I'm trying to understand a proof that requires Malliavan Calculus, but have no experience with the topic. My question revolves around showing that the Malliavan derivative of a geometric brownian motion is equal its volatility, i.e.
$$ dX_t = \mu X_t dt + \sigma X_t dW_t \\ \Rightarrow \mathcal{D_t}(X_t) = \sigma X_t $$
My understanding is that the Malliavan derivative is given by
$$ \mathcal{D_t}(F) = \sum_{n=0}^\infty n I_{n-1} (f_n) $$
where $I_n$ is the $n$-fold iterated ito integral and $f_n$ is the Wiener-Ito chaos expansion of $F$. I also understand that this expansion can be found by using a Hermite expansion, but this is where I'm stuck.
How does one carry out the expansion in a practical sense?
This answer comes from the lecture notes by David Nualart, contained in ch. 1 of "Stochastic Equations for Complex Systems: Theoretical and Computational Topics", Springer, 2015.

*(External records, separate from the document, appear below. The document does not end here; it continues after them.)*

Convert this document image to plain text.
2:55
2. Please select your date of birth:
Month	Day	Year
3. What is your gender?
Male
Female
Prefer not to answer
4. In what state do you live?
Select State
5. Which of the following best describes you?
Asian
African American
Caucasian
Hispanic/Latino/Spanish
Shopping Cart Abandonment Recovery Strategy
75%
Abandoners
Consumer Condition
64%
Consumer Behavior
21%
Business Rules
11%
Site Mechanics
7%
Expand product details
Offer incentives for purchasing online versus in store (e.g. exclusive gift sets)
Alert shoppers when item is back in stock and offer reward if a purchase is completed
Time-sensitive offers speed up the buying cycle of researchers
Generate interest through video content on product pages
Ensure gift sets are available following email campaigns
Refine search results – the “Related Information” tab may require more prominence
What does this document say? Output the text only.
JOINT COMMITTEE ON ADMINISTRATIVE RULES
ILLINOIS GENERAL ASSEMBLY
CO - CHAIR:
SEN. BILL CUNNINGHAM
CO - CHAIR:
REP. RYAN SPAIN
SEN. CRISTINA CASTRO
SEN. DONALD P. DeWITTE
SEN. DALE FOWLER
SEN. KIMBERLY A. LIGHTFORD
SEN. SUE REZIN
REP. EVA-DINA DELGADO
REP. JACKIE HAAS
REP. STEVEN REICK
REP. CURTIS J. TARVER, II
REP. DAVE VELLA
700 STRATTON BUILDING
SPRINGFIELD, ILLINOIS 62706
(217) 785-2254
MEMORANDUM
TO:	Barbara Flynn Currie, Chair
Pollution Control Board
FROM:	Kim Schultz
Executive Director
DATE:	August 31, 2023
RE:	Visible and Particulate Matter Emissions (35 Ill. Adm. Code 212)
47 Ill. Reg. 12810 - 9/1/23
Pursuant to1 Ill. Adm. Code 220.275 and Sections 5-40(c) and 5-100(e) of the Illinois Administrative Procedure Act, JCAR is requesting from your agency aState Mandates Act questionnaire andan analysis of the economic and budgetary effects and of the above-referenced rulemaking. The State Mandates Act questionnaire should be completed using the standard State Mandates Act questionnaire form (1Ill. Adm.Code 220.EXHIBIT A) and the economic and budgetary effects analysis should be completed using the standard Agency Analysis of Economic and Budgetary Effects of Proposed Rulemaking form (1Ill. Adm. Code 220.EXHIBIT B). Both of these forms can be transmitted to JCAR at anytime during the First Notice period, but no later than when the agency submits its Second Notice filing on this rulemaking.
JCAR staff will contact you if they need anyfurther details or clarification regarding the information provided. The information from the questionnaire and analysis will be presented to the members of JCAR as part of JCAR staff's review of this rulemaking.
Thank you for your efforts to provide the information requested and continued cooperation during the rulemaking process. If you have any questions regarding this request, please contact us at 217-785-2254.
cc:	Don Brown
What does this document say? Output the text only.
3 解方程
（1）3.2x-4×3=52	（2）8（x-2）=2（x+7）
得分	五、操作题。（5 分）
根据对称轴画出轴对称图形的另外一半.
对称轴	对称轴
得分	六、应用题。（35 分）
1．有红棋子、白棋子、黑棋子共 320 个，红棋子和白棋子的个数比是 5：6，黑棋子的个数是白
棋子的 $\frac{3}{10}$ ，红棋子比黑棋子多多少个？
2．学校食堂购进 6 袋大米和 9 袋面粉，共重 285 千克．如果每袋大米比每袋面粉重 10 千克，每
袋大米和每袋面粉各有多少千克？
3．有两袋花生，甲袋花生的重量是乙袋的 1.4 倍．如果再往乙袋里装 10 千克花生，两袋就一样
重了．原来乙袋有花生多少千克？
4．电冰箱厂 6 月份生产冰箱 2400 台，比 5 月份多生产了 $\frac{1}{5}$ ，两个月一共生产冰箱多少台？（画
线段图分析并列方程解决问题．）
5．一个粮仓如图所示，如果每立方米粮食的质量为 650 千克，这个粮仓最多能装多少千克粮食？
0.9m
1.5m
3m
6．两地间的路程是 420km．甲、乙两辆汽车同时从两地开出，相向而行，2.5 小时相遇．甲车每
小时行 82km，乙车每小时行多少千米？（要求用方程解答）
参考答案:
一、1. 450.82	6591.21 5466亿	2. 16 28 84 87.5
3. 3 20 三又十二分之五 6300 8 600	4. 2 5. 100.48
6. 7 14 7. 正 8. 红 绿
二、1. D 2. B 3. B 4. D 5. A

The Malliavan derivative is defined in the following way. Let $W$ be defined as the canonical process on the probability space $(\Omega, \mathcal{F}, P)$ where $\Omega = C([0, T])$ for some fixed $T$, $\mathcal{F}$ the Borel $\sigma$-field of $\Omega$, and $P$ the Wiener measure.
Define $W(h) = \int_0^T h(t) dW(t)$ for square integrable functions $h \in H = L^2([0, T])$. If $F$ is a smooth and cylindrical random variable of the form $$ F = f(W(h_1), ..., W(h_n)) $$ where $f \in C_p^\infty(\mathbb{R}^n)$, then the derivative $DF$ is the $H$-valued random variable defined by $$ D_t F = \sum_{i=1}^n \frac{\partial f}{\partial x_i}(W(h_1), ..., W(h_n))h_i(t) $$
Now take the geometric brownian motion defined by $$ X_t = X_0 exp\left(\left(\mu - \frac{\sigma^2}{2}\right)t + \sigma W_t\right) $$ Here $h(s) = \textbf{1}_{[0, t]}$ and $\frac{\partial f}{\partial x} = X_t \sigma$. Thus the Malliavan derivative of the geometric brownian motion is $$ D_t X_t = \sigma X_t $$
Intuitively, this derivative is a calculus of variations with respect to trajectories of the Brownian motion, so you can think of how $X_t$ changes given a change in $W_s$, ie $D_s X_t$ can be calculated for any $s$ and any $t$.